Apparently, a CEO posting information on message boards under a pseudonym that may affect the stock price of his company or that of a rival company that his firm hopes to acquire is something that regulators frown on. Who knew?
Recent revelations about the conduct of Whole Foods chief executive John Mackey on an Internet message board are raising a question once unthinkable: Has the founder of the organic food grocery damaged his ability to lead the company?

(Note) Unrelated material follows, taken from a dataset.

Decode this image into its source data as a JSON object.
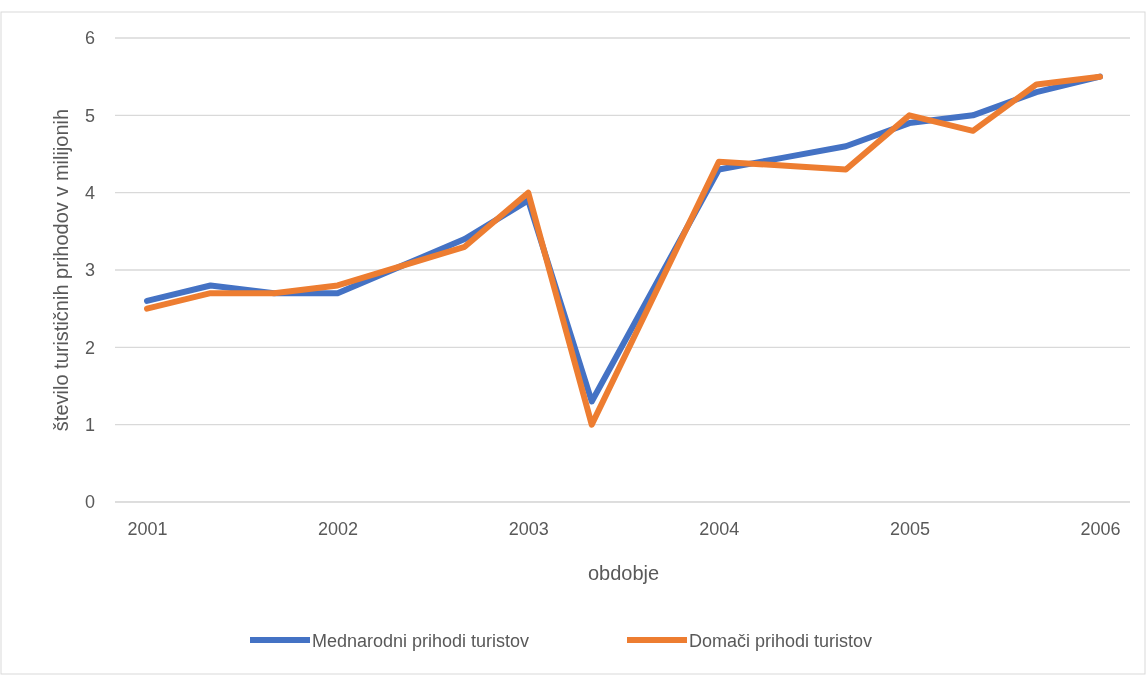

Antitrust expert Darren Bush, a University of Houston professor, said Mackey is now his “own worst enemy,” and that his Internet message board comments under the name of “rahodeb” could undercut the proposed $565 million takeover of rival grocer Wild Oats Markets Inc.”CEOs of public companies should not post on message boards, through aliases or otherwise,” said John R. Fahy, a securities law expert with Whitaker Chalk of Fort Worth and a former SEC enforcement attorney. “Beyond the business concerns, there are a host of securities law issues” involving disclosure of information.
Yes, I believe I said that.
Late Friday, The Wall Street Journal, citing anonymous sources, said that the Securities and Exchange Commission has started an informal inquiry into Mackey’s conduct, asking for more information to determine whether any laws were violated. Whole Foods spokeswoman Kate Lowery said the company had not been contacted by the SEC.
An inquiry would likely center on the timing of Mackey’s financial comments on the message board, and whether they contradicted what the company previously said or were overly optimistic about the company’s performance.
The full Mackey is here, in case you have way too much free time on your hands (as apparently Mackey himself did – more on that in a sec). I’m guessing the SEC (and the FTC, with whom Mackey has been battling over Whole Foods’ proposed takeover of rival Wild Oats) will find plenty of grist for their mill.
This tidbit is rather astonishing to me:
Last week, the FTC filed a longer version of its initial complaint, accusing Mackey of trying to eliminate Wild Oats store by store and eventually deciding to buy the company.
In a footnote to the document, the FTC revealed that Mackey sometimes used the name rahodeb on Internet message boards. The information was provided to the FTC by Whole Foods as part of a request for documents relating to the proposed acquisition.
The documents, released Tuesday, led to revelations that Mackey spent eight years participating in the Yahoo finance message boards, posting more than a 1,300 comments over eight years, sometimes as many as 17 times a day.
Emphasis mine. Remember how when Internet access became the norm at workplaces there were so many handwringing articles about how much time employees were sure to be wasting online, and how companies needed to have stringent policies in place about misuse of corporate assets and whatnot? One wonders if anyone at Whole Foods ever bothered to monitor Mackey’s Internet usage, because it sure seems to me that he was spending a hell of a lot of time as “rahodeb” when he should have been CEO-ing. (I’m not unique in making this observation.) How much trouble might have been avoided if someone at Whole Foods had told Mackey to quit screwing around and get back to work? They wouldn’t have even had to know what he was doing, just that he was doing a lot of it.
Anyways. I suspect we’re a long way from hearing the end of this. Virginia DeBolt has more.
This is about common sense. Is rule making necessary when on its face it would appear to be unethical, if not stupid for the CEO of a public company to post anonymously? Does John Mackey have too much time on his hands? Yes. And too big an ego too.